Elle a été capable de porter le bébé à 35 semaines lorsque la livraison a été induite et la chimiothérapie plus agressive a été lancée. Elle a donné naissance à une petite fille très saine. Est-ce que la mère s’est placée à risque? Oui. Cependant, elle a eu un choix et elle a été en mesure de profiter de 5 à 6 ans avec sa petite fille avant que sa maladie ne récidive et qu'elle perde la bataille. Sa fille est son héritage, par choix.

La plupart des gens supposent que les mères doivent sacrifier l'enfant dans le but d'obtenir un traitement pour le cancer. On estime que 1 à 1 000 grossesses sont compliquées par un diagnostic de cancer. Dans la plupart des cas, les femmes peuvent recevoir un traitement approprié pour le cancer sans placer le bébé dans un risque grave. Cela dépend du type de cancer et la chimiothérapie recommandée. Cela dit, il est recommandé que les soins pour ces femmes impliquent plusieurs fournisseurs spécialisés professionnels, y compris un oncologue médical et un obstétricien spécialisé dans les grossesses à haut risque. Il est impératif que la femme soit pleinement informée de toutes les options afin qu'elle soit équipée pour faire un choix éclairé.

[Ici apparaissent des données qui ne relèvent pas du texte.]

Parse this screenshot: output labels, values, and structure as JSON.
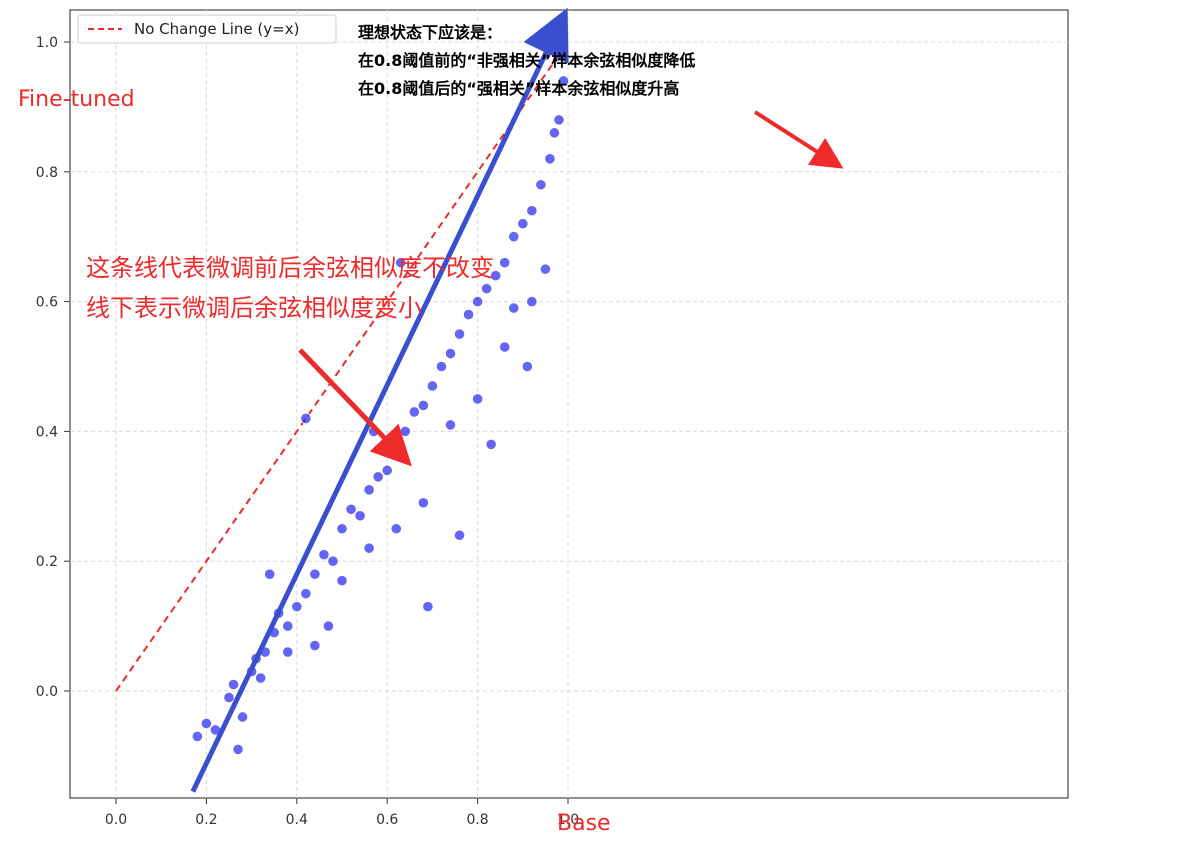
{
  "chart_data": {
    "type": "scatter",
    "xlabel": "Base",
    "ylabel": "Fine-tuned",
    "xlim": [
      -0.1,
      1.05
    ],
    "ylim": [
      -0.165,
      1.03
    ],
    "x_ticks": [
      "0.0",
      "0.2",
      "0.4",
      "0.6",
      "0.8",
      "1.0"
    ],
    "y_ticks": [
      "0.0",
      "0.2",
      "0.4",
      "0.6",
      "0.8",
      "1.0"
    ],
    "grid": true,
    "legend": {
      "placement": "top-left",
      "entries": [
        "No Change Line (y=x)"
      ]
    },
    "reference_line": {
      "name": "No Change Line (y=x)",
      "x": [
        0.0,
        1.0
      ],
      "y": [
        0.0,
        1.0
      ],
      "color": "#ee2a2a",
      "style": "dashed"
    },
    "trend_arrow": {
      "x": [
        0.17,
        0.98
      ],
      "y": [
        -0.155,
        1.025
      ],
      "color": "#3a4fd0"
    },
    "series": [
      {
        "color": "#2a2af0",
        "points_x": [
          0.18,
          0.2,
          0.22,
          0.25,
          0.27,
          0.28,
          0.3,
          0.31,
          0.33,
          0.35,
          0.36,
          0.38,
          0.4,
          0.42,
          0.44,
          0.46,
          0.48,
          0.5,
          0.52,
          0.54,
          0.56,
          0.58,
          0.6,
          0.62,
          0.64,
          0.66,
          0.68,
          0.7,
          0.72,
          0.74,
          0.76,
          0.78,
          0.8,
          0.82,
          0.84,
          0.86,
          0.88,
          0.9,
          0.92,
          0.94,
          0.96,
          0.98,
          0.99,
          0.26,
          0.32,
          0.38,
          0.44,
          0.5,
          0.56,
          0.62,
          0.68,
          0.74,
          0.8,
          0.86,
          0.92,
          0.95,
          0.97,
          0.63,
          0.42,
          0.57,
          0.76,
          0.83,
          0.91,
          0.34,
          0.47,
          0.69,
          0.88
        ],
        "points_y": [
          -0.07,
          -0.05,
          -0.06,
          -0.01,
          -0.09,
          -0.04,
          0.03,
          0.05,
          0.06,
          0.09,
          0.12,
          0.1,
          0.13,
          0.15,
          0.18,
          0.21,
          0.2,
          0.25,
          0.28,
          0.27,
          0.31,
          0.33,
          0.34,
          0.38,
          0.4,
          0.43,
          0.44,
          0.47,
          0.5,
          0.52,
          0.55,
          0.58,
          0.6,
          0.62,
          0.64,
          0.66,
          0.7,
          0.72,
          0.74,
          0.78,
          0.82,
          0.88,
          0.94,
          0.01,
          0.02,
          0.06,
          0.07,
          0.17,
          0.22,
          0.25,
          0.29,
          0.41,
          0.45,
          0.53,
          0.6,
          0.65,
          0.86,
          0.66,
          0.42,
          0.4,
          0.24,
          0.38,
          0.5,
          0.18,
          0.1,
          0.13,
          0.59
        ]
      }
    ],
    "annotations": [
      {
        "text": "理想状态下应该是：",
        "color": "#000000"
      },
      {
        "text": "在0.8阈值前的“非强相关”样本余弦相似度降低",
        "color": "#000000"
      },
      {
        "text": "在0.8阈值后的“强相关”样本余弦相似度升高",
        "color": "#000000"
      },
      {
        "text": "这条线代表微调前后余弦相似度不改变",
        "color": "#ee2a2a"
      },
      {
        "text": "线下表示微调后余弦相似度变小",
        "color": "#ee2a2a"
      }
    ]
  }
}
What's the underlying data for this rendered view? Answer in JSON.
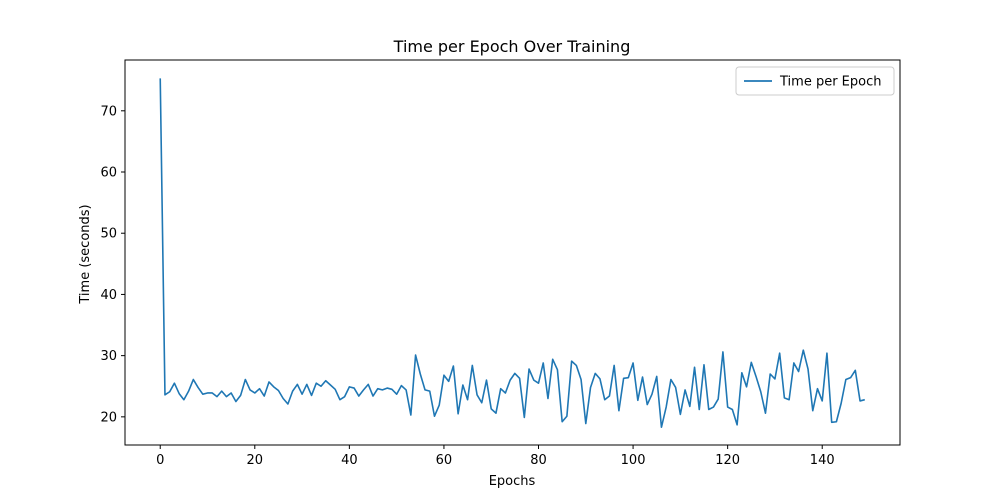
{
  "chart_data": {
    "type": "line",
    "title": "Time per Epoch Over Training",
    "xlabel": "Epochs",
    "ylabel": "Time (seconds)",
    "xlim": [
      -7.45,
      156.45
    ],
    "ylim": [
      15.4,
      78.3
    ],
    "xticks": [
      0,
      20,
      40,
      60,
      80,
      100,
      120,
      140
    ],
    "yticks": [
      20,
      30,
      40,
      50,
      60,
      70
    ],
    "grid": false,
    "legend_position": "upper-right",
    "color": "#1f77b4",
    "series": [
      {
        "name": "Time per Epoch",
        "x": [
          0,
          1,
          2,
          3,
          4,
          5,
          6,
          7,
          8,
          9,
          10,
          11,
          12,
          13,
          14,
          15,
          16,
          17,
          18,
          19,
          20,
          21,
          22,
          23,
          24,
          25,
          26,
          27,
          28,
          29,
          30,
          31,
          32,
          33,
          34,
          35,
          36,
          37,
          38,
          39,
          40,
          41,
          42,
          43,
          44,
          45,
          46,
          47,
          48,
          49,
          50,
          51,
          52,
          53,
          54,
          55,
          56,
          57,
          58,
          59,
          60,
          61,
          62,
          63,
          64,
          65,
          66,
          67,
          68,
          69,
          70,
          71,
          72,
          73,
          74,
          75,
          76,
          77,
          78,
          79,
          80,
          81,
          82,
          83,
          84,
          85,
          86,
          87,
          88,
          89,
          90,
          91,
          92,
          93,
          94,
          95,
          96,
          97,
          98,
          99,
          100,
          101,
          102,
          103,
          104,
          105,
          106,
          107,
          108,
          109,
          110,
          111,
          112,
          113,
          114,
          115,
          116,
          117,
          118,
          119,
          120,
          121,
          122,
          123,
          124,
          125,
          126,
          127,
          128,
          129,
          130,
          131,
          132,
          133,
          134,
          135,
          136,
          137,
          138,
          139,
          140,
          141,
          142,
          143,
          144,
          145,
          146,
          147,
          148,
          149
        ],
        "values": [
          75.3,
          23.6,
          24.1,
          25.5,
          23.8,
          22.8,
          24.2,
          26.1,
          24.8,
          23.7,
          23.9,
          23.9,
          23.3,
          24.2,
          23.3,
          23.9,
          22.5,
          23.5,
          26.1,
          24.4,
          23.9,
          24.6,
          23.4,
          25.7,
          24.9,
          24.3,
          23.0,
          22.1,
          24.2,
          25.3,
          23.7,
          25.3,
          23.5,
          25.5,
          25.0,
          25.9,
          25.2,
          24.5,
          22.8,
          23.3,
          24.9,
          24.7,
          23.4,
          24.4,
          25.3,
          23.4,
          24.6,
          24.4,
          24.7,
          24.5,
          23.7,
          25.1,
          24.4,
          20.3,
          30.1,
          27.0,
          24.4,
          24.2,
          20.1,
          21.9,
          26.8,
          25.8,
          28.3,
          20.5,
          25.2,
          22.8,
          28.4,
          23.6,
          22.3,
          26.0,
          21.3,
          20.6,
          24.6,
          23.9,
          26.0,
          27.1,
          26.3,
          19.9,
          27.8,
          26.0,
          25.5,
          28.8,
          23.0,
          29.4,
          27.7,
          19.2,
          20.1,
          29.1,
          28.4,
          26.1,
          18.9,
          24.8,
          27.1,
          26.2,
          22.8,
          23.4,
          28.4,
          21.0,
          26.3,
          26.4,
          28.8,
          22.7,
          26.5,
          22.0,
          23.7,
          26.6,
          18.3,
          21.6,
          26.1,
          24.8,
          20.4,
          24.4,
          21.7,
          28.1,
          21.2,
          28.5,
          21.2,
          21.6,
          22.9,
          30.6,
          21.6,
          21.2,
          18.7,
          27.2,
          24.9,
          28.9,
          26.6,
          24.1,
          20.6,
          27.0,
          26.2,
          30.4,
          23.1,
          22.8,
          28.8,
          27.4,
          30.9,
          27.8,
          21.0,
          24.6,
          22.6,
          30.4,
          19.1,
          19.2,
          22.2,
          26.1,
          26.4,
          27.6,
          22.6,
          22.8
        ]
      }
    ]
  }
}
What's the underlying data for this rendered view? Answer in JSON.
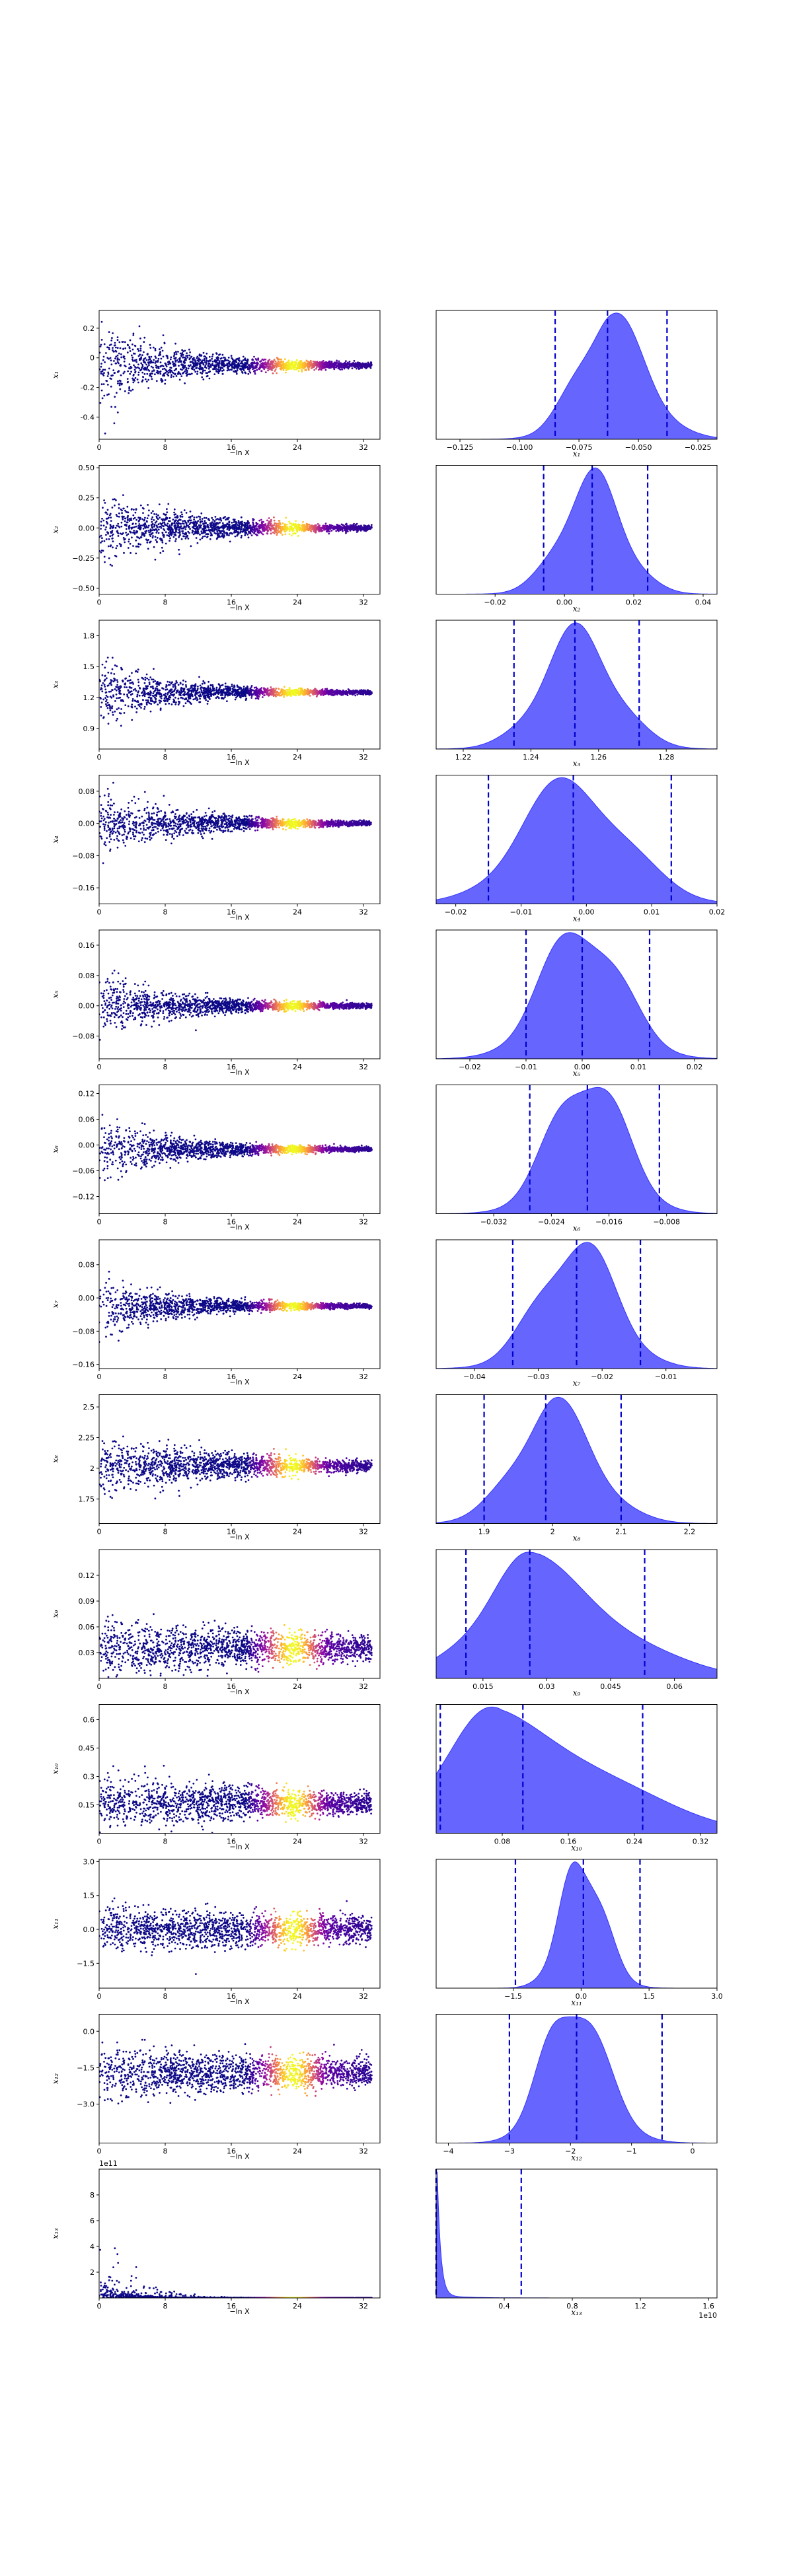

Il existe d'autres maladies rares qui peuvent exiger que le bébé soit livré tôt afin de sauver la vie de la mère. Un exemple est l'éclampsie sévère. Une situation similaire est un trouble appelé le syndrome HELLP, souvent considéré comme une variante de la pré-éclampsie. Cela implique la rupture des globules rouges (hémolyse), de tests de la fonction hépatique élevés et un faible taux de plaquettes (les cellules impliquées dans la coagulation). HELLP peut être trouvée dans environ 10-20 pour cent des femmes qui développent une pré-éclampsie sévère ou éclampsie. Selon le Dr Levantino, dans la plupart des cas, les symptômes de la mère peuvent être stabilisés tandis que les préparatifs sont faits pour livrer l’enfant.

J'encourage tout le monde à regarder l'entrevue avec le Dr Levantino, ainsi que ses discussions sur les procédures d'avortement. Un public instruit et éclairé est la seule façon de faire face à ceux qui suggèrent que l'avortement est nécessaire pour sauver la vie de la mère. Les questions sont difficiles; les situations peuvent être déchirantes. Cependant, en tant que société, nous devons respecter toutes les vies et faire tous les efforts pour sauver la mère et le bébé quand c’est possible.

Si vous êtes un fournisseur de soins de santé, rappelez-vous votre serment de ne pas faire du mal et continuez à travailler pour donner de la valeur à toute vie et de sauver ceux que vous pouvez.